April 30, 2015
When issues arise between parents, there may be times when tempers flare and things are said or done that probably should not be said or done.
Unfortunately, during such disputes, one party might decide to retaliate against the other party by using the child as pawn. In fact, it is not uncommon during or after divorce actions (or even separations) for one parent to unlawfully remove or hide a child from the other parent.
Child Abduction: What are Your Rights?
In general, there are two kinds of abduction: abduction by a stranger and parental child abduction. Contrary to what most people think, parental abductions are more common than abduction by stranger. One parent, in an effort to defy or circumvent a court order, might choose to take the child or children out of the city, state or country.

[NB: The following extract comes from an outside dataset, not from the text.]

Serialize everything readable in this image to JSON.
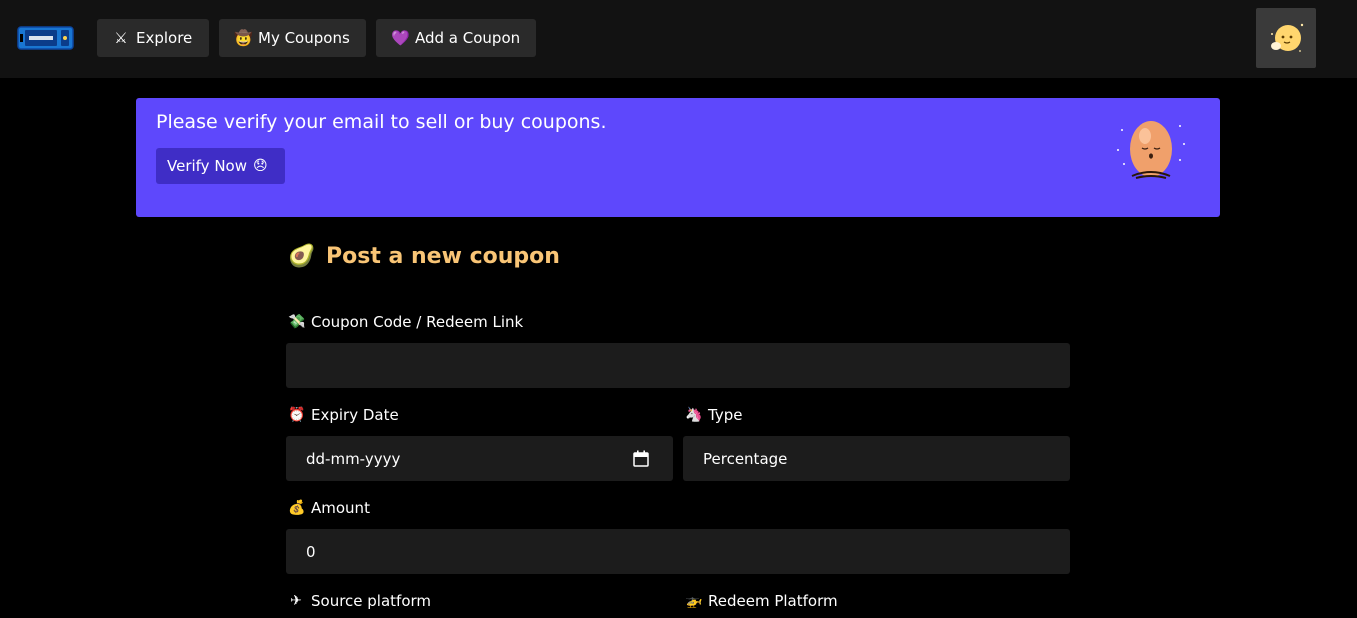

But what rights exist for the parent seeking the return of their child or children? While it may seem as though law enforcement officers are hesitant to get involved in family disputes, particularly when allegations of kidnapping are made, using the services of law enforcement might be one of the best (and sometimes only) remedies available. That said, it is always a good idea to seek assistance from the police, as many parental abduction cases will involve a number of state and federal laws and state and federal agencies.
Modifying and Enforcing Child Custody Orders
Many Conshohocken custody lawyers know that once a child has been found and returned home, the parent from whom the child was abducted will want to do everything in his or her power to keep such an incident from occurring again.
Accordingly, if a joint custody arrangement existed prior to the abduction, the non-violating parent will likely want the family court to modify the existing order, especially since the offending parent, in essence, denied the other parent’s custody rights by abducting the child. In fact, the judge may decide to temporarily or permanently eliminate the violating parent’s custody rights.
Further, under state law, the violating parent may be subject to expensive fines, loss of custody and/or visitation rights and even face time in jail for his or her acts. If the abducting parent takes the child out of the country, the issue could become much more difficult to deal with, especially if the parent flees to a country that has agreed to an international treaty.
In such instances, it may become necessary to use a mix of political and legal pressure to get the child back. However, if the child is taken a country that has not agreed to a treaty, the possible legal remedies will consist of a wide range of options that are best discussed with custody lawyers who are knowledgeable in international custody disputes.